The report identifies no fewer than 70 risks related to virtual currencies, dividing them into high-, medium- and low-priority. The high-priority risks for users include suffering a loss when an exchange is fraudulent or as a result of virtual currency price manipulation, and losing virtual currency units through e-wallet theft or computer hacking. The integrity of the financial system, according to the report, is at high risk from money laundering and the use of virtual currency remittance systems and accounts by criminals or terrorists.
“[A]nyone can create a VC, including criminals and terrorists,” the report warned.
To address the risks comprehensively, the authority said, would “require a substantial, and in some aspects unprecedented and untested, body of regulation, as well as resources to enforce the regulation.” And since such a comprehensive system “may take considerable time to develop, fine-tune and implement,” the immediate regulatory response for the short term should be for national authorities to “shield” regulated financial services from virtual currencies.
Deter individual users
A British technology and payments law specialist has suggested that virtual currencies could be regulated in Europe under the proposed changes to the EU’s Payment Services Directive.
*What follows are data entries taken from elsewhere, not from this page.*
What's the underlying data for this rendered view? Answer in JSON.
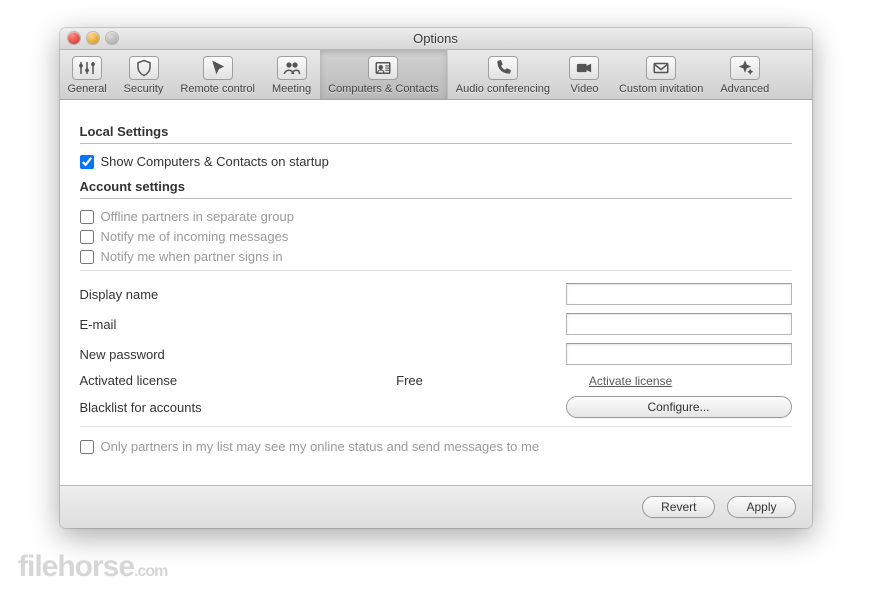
{
  "window": {
    "title": "Options"
  },
  "toolbar": {
    "items": [
      {
        "id": "general",
        "label": "General"
      },
      {
        "id": "security",
        "label": "Security"
      },
      {
        "id": "remote-control",
        "label": "Remote control"
      },
      {
        "id": "meeting",
        "label": "Meeting"
      },
      {
        "id": "computers-contacts",
        "label": "Computers & Contacts"
      },
      {
        "id": "audio-conferencing",
        "label": "Audio conferencing"
      },
      {
        "id": "video",
        "label": "Video"
      },
      {
        "id": "custom-invitation",
        "label": "Custom invitation"
      },
      {
        "id": "advanced",
        "label": "Advanced"
      }
    ]
  },
  "sections": {
    "local_head": "Local Settings",
    "account_head": "Account settings",
    "show_on_startup": "Show Computers & Contacts on startup",
    "offline_group": "Offline partners in separate group",
    "notify_incoming": "Notify me of incoming messages",
    "notify_signin": "Notify me when partner signs in",
    "display_name_label": "Display name",
    "email_label": "E-mail",
    "new_pw_label": "New password",
    "activated_label": "Activated license",
    "activated_value": "Free",
    "activate_link": "Activate license",
    "blacklist_label": "Blacklist for accounts",
    "configure_btn": "Configure...",
    "only_partners": "Only partners in my list may see my online status and send messages to me",
    "display_name_value": "",
    "email_value": "",
    "new_pw_value": ""
  },
  "footer": {
    "revert": "Revert",
    "apply": "Apply"
  },
  "watermark": {
    "a": "filehorse",
    "b": ".com"
  }
}
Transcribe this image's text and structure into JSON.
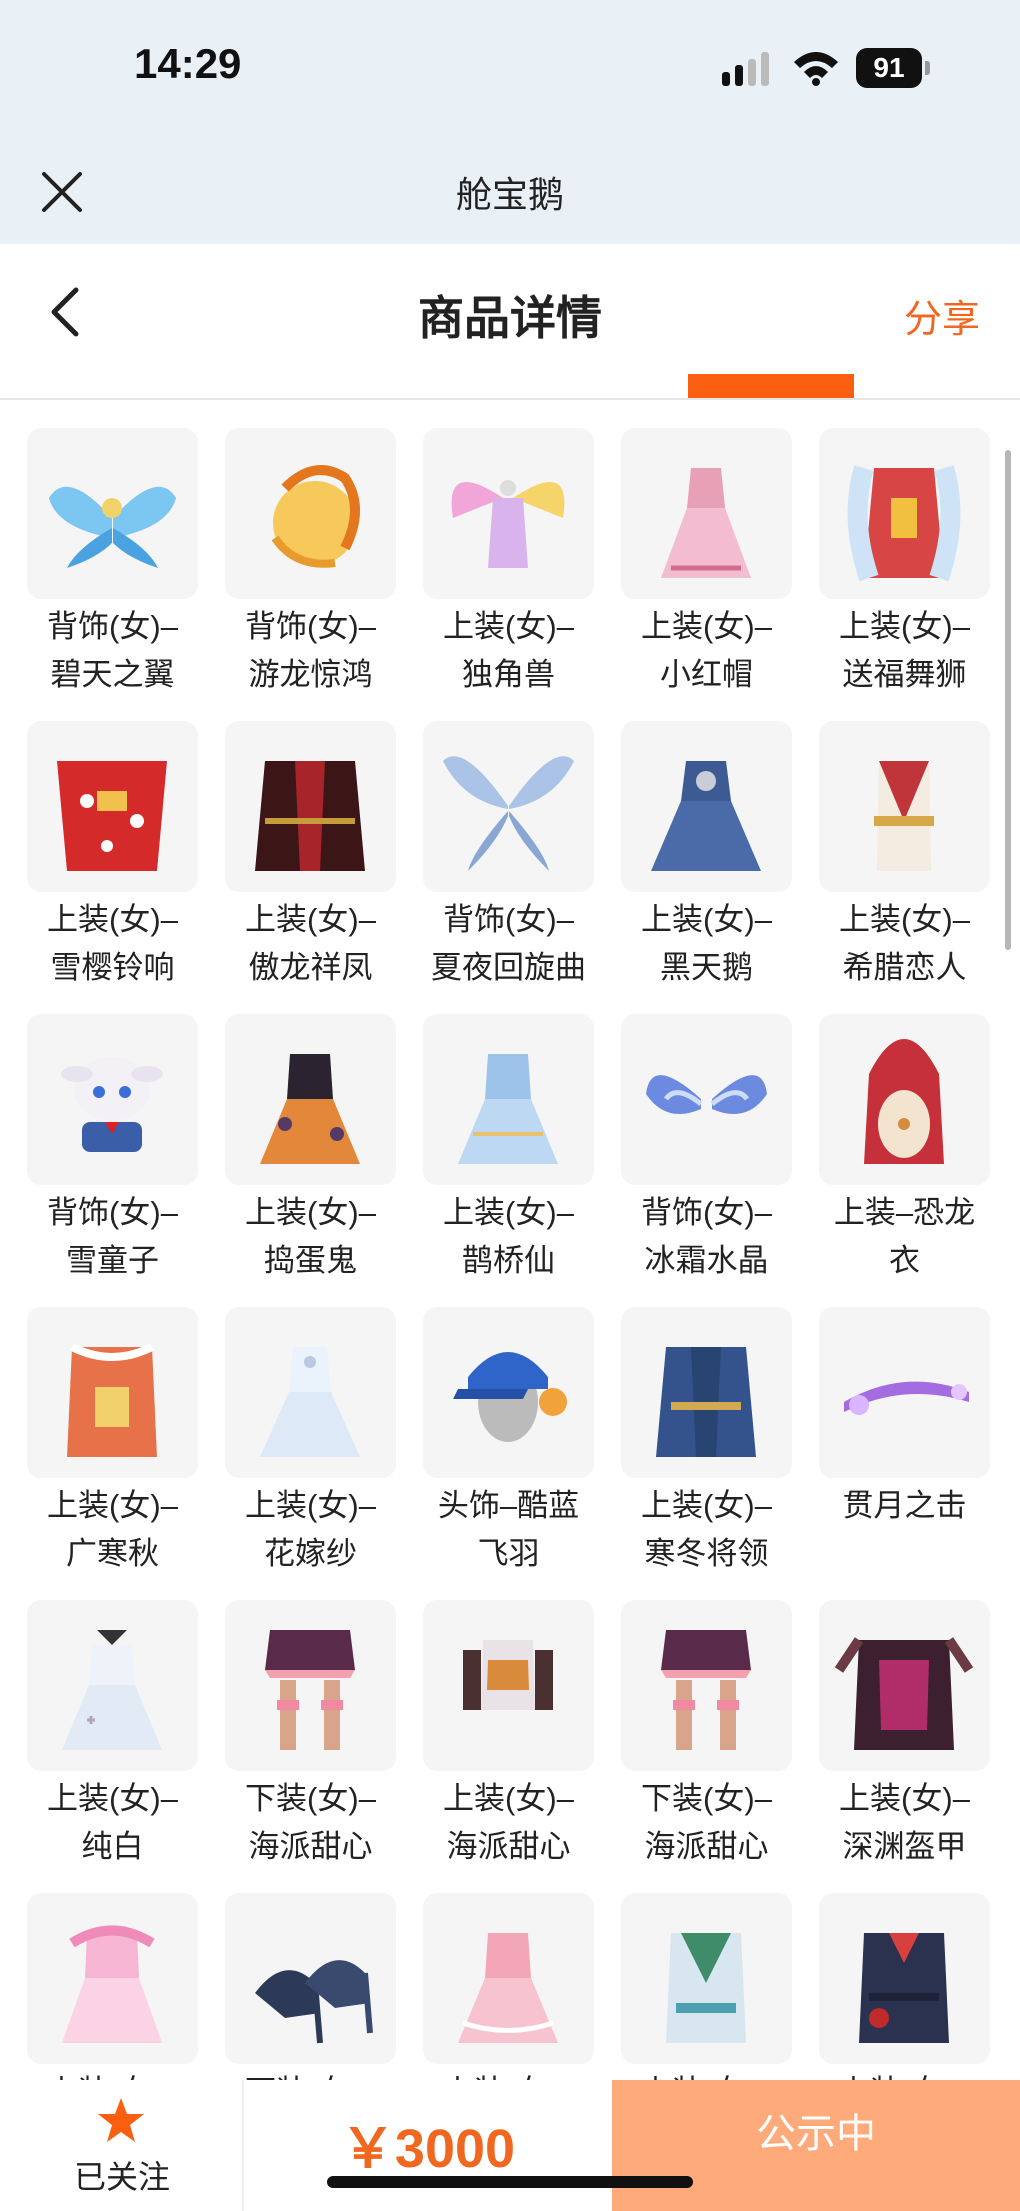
{
  "status": {
    "time": "14:29",
    "battery": "91"
  },
  "header": {
    "app_title": "舱宝鹅"
  },
  "nav": {
    "title": "商品详情",
    "share": "分享"
  },
  "items": [
    {
      "name": "背饰(女)–\n碧天之翼",
      "icon": "blue-wings"
    },
    {
      "name": "背饰(女)–\n游龙惊鸿",
      "icon": "golden-dragon"
    },
    {
      "name": "上装(女)–\n独角兽",
      "icon": "rainbow-wing-outfit"
    },
    {
      "name": "上装(女)–\n小红帽",
      "icon": "pink-dress"
    },
    {
      "name": "上装(女)–\n送福舞狮",
      "icon": "lion-dance-outfit"
    },
    {
      "name": "上装(女)–\n雪樱铃响",
      "icon": "red-kimono"
    },
    {
      "name": "上装(女)–\n傲龙祥凤",
      "icon": "dark-red-robe"
    },
    {
      "name": "背饰(女)–\n夏夜回旋曲",
      "icon": "fairy-wings"
    },
    {
      "name": "上装(女)–\n黑天鹅",
      "icon": "blue-gown"
    },
    {
      "name": "上装(女)–\n希腊恋人",
      "icon": "greek-outfit"
    },
    {
      "name": "背饰(女)–\n雪童子",
      "icon": "snow-bunny"
    },
    {
      "name": "上装(女)–\n捣蛋鬼",
      "icon": "halloween-dress"
    },
    {
      "name": "上装(女)–\n鹊桥仙",
      "icon": "light-blue-dress"
    },
    {
      "name": "背饰(女)–\n冰霜水晶",
      "icon": "ice-wings"
    },
    {
      "name": "上装–恐龙\n衣",
      "icon": "dino-suit"
    },
    {
      "name": "上装(女)–\n广寒秋",
      "icon": "autumn-outfit"
    },
    {
      "name": "上装(女)–\n花嫁纱",
      "icon": "white-wedding-dress"
    },
    {
      "name": "头饰–酷蓝\n飞羽",
      "icon": "blue-cap"
    },
    {
      "name": "上装(女)–\n寒冬将领",
      "icon": "winter-general"
    },
    {
      "name": "贯月之击",
      "icon": "purple-weapon"
    },
    {
      "name": "上装(女)–\n纯白",
      "icon": "white-dress"
    },
    {
      "name": "下装(女)–\n海派甜心",
      "icon": "pink-skirt"
    },
    {
      "name": "上装(女)–\n海派甜心",
      "icon": "sweet-top"
    },
    {
      "name": "下装(女)–\n海派甜心",
      "icon": "pink-skirt"
    },
    {
      "name": "上装(女)–\n深渊盔甲",
      "icon": "abyss-armor"
    },
    {
      "name": "上装(女)–",
      "icon": "pink-princess"
    },
    {
      "name": "下装(女)–",
      "icon": "navy-heels"
    },
    {
      "name": "上装(女)–",
      "icon": "pink-frill-dress"
    },
    {
      "name": "上装(女)–",
      "icon": "green-outfit"
    },
    {
      "name": "上装(女)–",
      "icon": "navy-uniform"
    }
  ],
  "bottom": {
    "follow_label": "已关注",
    "price": "￥3000",
    "action": "公示中"
  },
  "colors": {
    "accent": "#f0671f",
    "tab": "#f95e11",
    "action_bg": "#ffaa7a"
  }
}
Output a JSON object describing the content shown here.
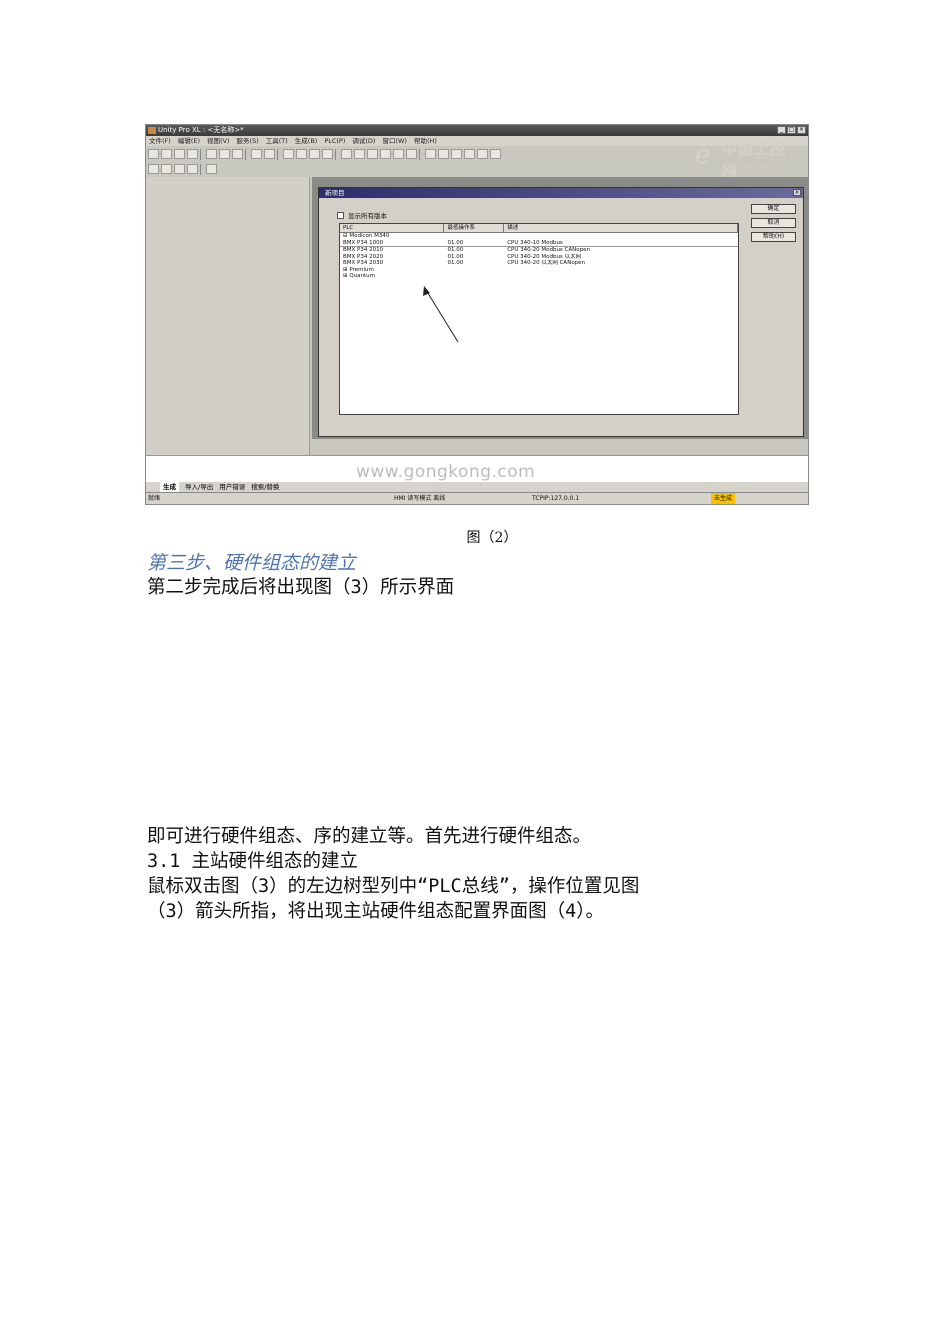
{
  "figure": {
    "window_title": "Unity Pro XL : <无名称>*",
    "menu": [
      "文件(F)",
      "编辑(E)",
      "视图(V)",
      "服务(S)",
      "工具(T)",
      "生成(B)",
      "PLC(P)",
      "调试(D)",
      "窗口(W)",
      "帮助(H)"
    ],
    "logo_text": "中国工控网",
    "logo_url": "www.gongkong.com",
    "dialog": {
      "title": "新项目",
      "show_all_label": "显示所有版本",
      "columns": [
        "PLC",
        "最低操作系",
        "描述"
      ],
      "rows": [
        {
          "plc": "⊟  Modicon M340",
          "os": "",
          "desc": ""
        },
        {
          "plc": "      BMX P34 1000",
          "os": "01.00",
          "desc": "CPU 340-10 Modbus"
        },
        {
          "plc": "      BMX P34 2010",
          "os": "01.00",
          "desc": "CPU 340-20 Modbus CANopen"
        },
        {
          "plc": "      BMX P34 2020",
          "os": "01.00",
          "desc": "CPU 340-20 Modbus 以太网"
        },
        {
          "plc": "      BMX P34 2030",
          "os": "01.00",
          "desc": "CPU 340-20 以太网 CANopen"
        },
        {
          "plc": "⊞  Premium",
          "os": "",
          "desc": ""
        },
        {
          "plc": "⊞  Quantum",
          "os": "",
          "desc": ""
        }
      ],
      "buttons": {
        "ok": "确定",
        "cancel": "取消",
        "help": "帮助(H)"
      }
    },
    "watermark": "www.gongkong.com",
    "tabs": [
      "生成",
      "导入/导出",
      "用户错误",
      "搜索/替换"
    ],
    "status": {
      "ready": "就绪",
      "mode": "HMI 读写模式  离线",
      "address": "TCPIP:127.0.0.1",
      "build": "未生成"
    }
  },
  "caption": "图（2）",
  "heading": "第三步、硬件组态的建立",
  "paragraphs": {
    "p1": "第二步完成后将出现图（3）所示界面",
    "p2": "即可进行硬件组态、序的建立等。首先进行硬件组态。",
    "p3": "3.1 主站硬件组态的建立",
    "p4": "鼠标双击图（3）的左边树型列中“PLC总线”，操作位置见图",
    "p5": "（3）箭头所指，将出现主站硬件组态配置界面图（4）。"
  }
}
“The European Commission’s PSD2 proposals would, if introduced as drafted, apply some of the rules where payment services are provided ‘in any currency,’” Angus McFadyen told the Out-Law.com website of the law firm Pinsent Masons. “This wording would seemingly allow for the regime to be applied to Bitcoin if governments and regulators so wish.”
In California, lawmakers legalized Bitcoin simply by repealing the state’s prohibition on the issuance and use of “anything but the lawful money of the United States.”
But the European Banking Authority was noncommittal in its report about how to proceed with regulation. “It would be for EU legislators to form a view on whether [a regulatory] approach can be established within the scope of any of the existing EU directives or regulations, or whether a separate legal initiative would need to be started,” it said.
Simon Dixon, a director of the U.K. Digital Currency Association, told Bloomberg that the report was not “very helpful” and may deter individual users of virtual currencies.
“Banks are not engaging with digital currencies yet as it is a person-to-person network that operates outside of banking,” he said. “The more likely result of the announcement is to scare people from using digital currencies rather than banks.”
At the Bitcoin Foundation, global policy counsel Harper said a better approach would have been to “examine how risks that may exist in the digital currency world are already mitigated in the traditional financial world. Capital requirements, for example … should be applied identically to providers of identical financial services, whether in traditional or digital form.”
For the most part, Harper noted, digital currencies have not created new economic functions, which means that “in most jurisdictions around the world, including in Europe, questions around digital currency are being answered by applying existing laws that govern existing economic functions. It doesn’t matter whether financial services are provided using digital or traditional currency.”